You’re Next is as much a slasher as a home invasion movie, because the audience is encouraged to think about why this is all happening and who could be behind it. Writer Simon Barrett gives us plenty of possible clues to go on; the father works for a defence contractor, the assailants wear animal masks and hunt the family, the neighbours are also targeted by the gang. We are also given a number of red herrings and a healthy dose of misdirection. This is a film with a twist (I guessed two thirds of it before the reveal) but the motive is less than obvious so the reveal/s is/are successful in terms of keeping the majority or people guessing, and yet still standing up to scrutiny. I have already seen You’re Next twice (once with Murry, and the second time with Murry, Moleman, Bennett and Cordelia) and I am please to say that the film entirely stands up to a second viewing. Every jigsaw piece fits perfectly in place in a fashion that even The Sixth Sense would be proud of, but with no need for a cheesy flashback.
If I have a couple of small gripes about the film (and I mean small, because this is a film well worth viewing) they would only really be with the start and the end. Although there are no overt spoilers written here, if you want to protect your self from the smallest chance of guessing at the ending you may want to skip down to the last paragraph dear reader! My first issue would be that during the opening a female character walks around topless in a room with a glass wall. While the nudity is done reasonably tastefully, and while many women may well choose to walk around topless in their own homes, it seems unlikely that they would do so if they had a glass wall in their house.
Secondly, and this is slightly more major, the ending of the film I found a little disappointing. The build up to the ending was immense, Erin is an impressively strong female character who knows what it takes to survive and knows how to lead people. I had a few ideas on where I wanted the plot to go, sadly we didn’t quite get there.
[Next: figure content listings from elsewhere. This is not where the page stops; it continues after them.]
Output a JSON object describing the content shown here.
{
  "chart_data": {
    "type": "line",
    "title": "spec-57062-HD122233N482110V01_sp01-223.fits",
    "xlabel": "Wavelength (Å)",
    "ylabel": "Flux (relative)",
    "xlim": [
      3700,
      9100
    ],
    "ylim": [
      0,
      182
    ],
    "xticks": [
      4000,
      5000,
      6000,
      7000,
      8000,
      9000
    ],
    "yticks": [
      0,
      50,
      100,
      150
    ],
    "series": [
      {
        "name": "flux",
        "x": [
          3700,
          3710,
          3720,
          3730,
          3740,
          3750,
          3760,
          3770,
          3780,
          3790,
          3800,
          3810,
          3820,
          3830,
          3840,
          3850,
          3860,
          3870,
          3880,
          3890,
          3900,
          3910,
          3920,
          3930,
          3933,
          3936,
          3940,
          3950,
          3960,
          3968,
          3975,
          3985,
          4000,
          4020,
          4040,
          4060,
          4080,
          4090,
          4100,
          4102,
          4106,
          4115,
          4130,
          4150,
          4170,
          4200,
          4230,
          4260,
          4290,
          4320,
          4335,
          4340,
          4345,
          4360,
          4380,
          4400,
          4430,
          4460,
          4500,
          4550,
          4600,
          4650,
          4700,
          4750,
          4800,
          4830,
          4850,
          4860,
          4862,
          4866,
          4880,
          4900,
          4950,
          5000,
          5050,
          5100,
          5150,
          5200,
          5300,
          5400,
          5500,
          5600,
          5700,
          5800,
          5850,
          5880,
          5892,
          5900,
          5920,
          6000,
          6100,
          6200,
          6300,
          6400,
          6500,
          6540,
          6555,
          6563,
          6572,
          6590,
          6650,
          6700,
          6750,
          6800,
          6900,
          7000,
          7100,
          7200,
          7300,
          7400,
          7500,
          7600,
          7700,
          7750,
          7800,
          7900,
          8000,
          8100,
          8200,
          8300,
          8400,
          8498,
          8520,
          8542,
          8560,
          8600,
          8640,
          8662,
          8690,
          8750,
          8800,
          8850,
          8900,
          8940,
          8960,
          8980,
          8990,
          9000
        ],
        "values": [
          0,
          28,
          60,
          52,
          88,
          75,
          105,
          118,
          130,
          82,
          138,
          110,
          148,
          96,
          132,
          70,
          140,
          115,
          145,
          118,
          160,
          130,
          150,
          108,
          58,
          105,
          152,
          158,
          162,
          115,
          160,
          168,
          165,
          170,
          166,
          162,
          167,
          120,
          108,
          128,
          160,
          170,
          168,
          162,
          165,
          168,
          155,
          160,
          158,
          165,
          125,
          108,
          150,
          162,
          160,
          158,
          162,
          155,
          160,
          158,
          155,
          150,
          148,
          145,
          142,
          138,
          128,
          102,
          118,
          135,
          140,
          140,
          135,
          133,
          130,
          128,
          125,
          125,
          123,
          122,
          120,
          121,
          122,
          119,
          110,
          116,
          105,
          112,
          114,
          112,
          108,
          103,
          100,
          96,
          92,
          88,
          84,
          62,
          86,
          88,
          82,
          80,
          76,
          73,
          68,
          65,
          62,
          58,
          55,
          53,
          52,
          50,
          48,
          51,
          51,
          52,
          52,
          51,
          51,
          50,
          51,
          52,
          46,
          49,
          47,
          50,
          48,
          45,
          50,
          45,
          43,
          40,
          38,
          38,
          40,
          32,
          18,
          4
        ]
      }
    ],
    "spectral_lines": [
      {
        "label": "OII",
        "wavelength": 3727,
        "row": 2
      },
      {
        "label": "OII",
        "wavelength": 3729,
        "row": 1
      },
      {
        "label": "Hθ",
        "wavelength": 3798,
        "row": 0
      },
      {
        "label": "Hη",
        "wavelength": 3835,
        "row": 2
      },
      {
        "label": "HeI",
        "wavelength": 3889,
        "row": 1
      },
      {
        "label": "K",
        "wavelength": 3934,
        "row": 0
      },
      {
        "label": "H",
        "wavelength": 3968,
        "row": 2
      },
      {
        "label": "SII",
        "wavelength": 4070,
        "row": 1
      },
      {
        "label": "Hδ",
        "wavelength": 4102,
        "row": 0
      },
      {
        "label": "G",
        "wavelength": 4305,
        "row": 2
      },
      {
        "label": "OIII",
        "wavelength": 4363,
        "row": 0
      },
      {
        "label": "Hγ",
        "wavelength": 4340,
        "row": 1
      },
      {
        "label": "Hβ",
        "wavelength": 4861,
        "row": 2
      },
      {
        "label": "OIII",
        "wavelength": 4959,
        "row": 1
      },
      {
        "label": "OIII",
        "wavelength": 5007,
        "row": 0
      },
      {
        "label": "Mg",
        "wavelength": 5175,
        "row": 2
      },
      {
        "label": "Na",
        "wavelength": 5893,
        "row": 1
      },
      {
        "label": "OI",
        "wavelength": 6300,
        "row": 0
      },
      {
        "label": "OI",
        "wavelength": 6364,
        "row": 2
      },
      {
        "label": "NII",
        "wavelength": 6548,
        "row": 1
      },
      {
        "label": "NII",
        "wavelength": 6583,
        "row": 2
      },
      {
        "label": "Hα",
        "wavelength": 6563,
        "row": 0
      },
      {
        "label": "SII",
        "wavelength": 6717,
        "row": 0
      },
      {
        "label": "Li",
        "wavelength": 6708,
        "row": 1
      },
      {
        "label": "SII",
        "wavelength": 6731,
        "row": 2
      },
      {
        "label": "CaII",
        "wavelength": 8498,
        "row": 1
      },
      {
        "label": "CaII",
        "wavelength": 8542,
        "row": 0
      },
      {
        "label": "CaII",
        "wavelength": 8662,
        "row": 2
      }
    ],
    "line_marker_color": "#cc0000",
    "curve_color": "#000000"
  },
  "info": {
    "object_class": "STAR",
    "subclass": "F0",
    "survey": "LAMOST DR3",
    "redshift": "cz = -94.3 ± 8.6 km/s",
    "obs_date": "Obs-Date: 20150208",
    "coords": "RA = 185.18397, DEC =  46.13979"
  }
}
I got the feeling that the film-makers lost their nerve at the last moment. While this did not effect the film/plot overall, nor the enjoyment of the audience who all left the screen in a state of excitement, my feeling was that the ending served to undermine Erin’s strength of character at the last moment. Up until then You’re Next had given us a breathtakingly impressive modern take on the final girl not seen since the Sidney Prescott years.
Also Hitchcock’s famous ticking time bomb theory is put to good use here with an axe rigged to a door, people were genuinely panicking about this in the cinema, but when the axe falls it is on (in my view) the wrong person so it ends up feeling kind of gimmicky. Although I will say that the panic felt by the audience is in no doubt a testament to the touching ‘romance’ depicted between Erin and Crispian which we all desperately clung on too in between blood spatters.
But don’t let any of that phase you, You’re Next is about a thousand times better than anything else on offer recently and everything that goes on in between is pure heaven, or pure hell depending on how you want to look at it. The film as a piece feels vital and full of camaraderie and dynamism. This is probably down to the unusual number film-makers taking on acting roles, and previous collaborators banding together to take things up a level. After forcing everyone I know to watch it all I have heard are good things and I have every intention of watching it again.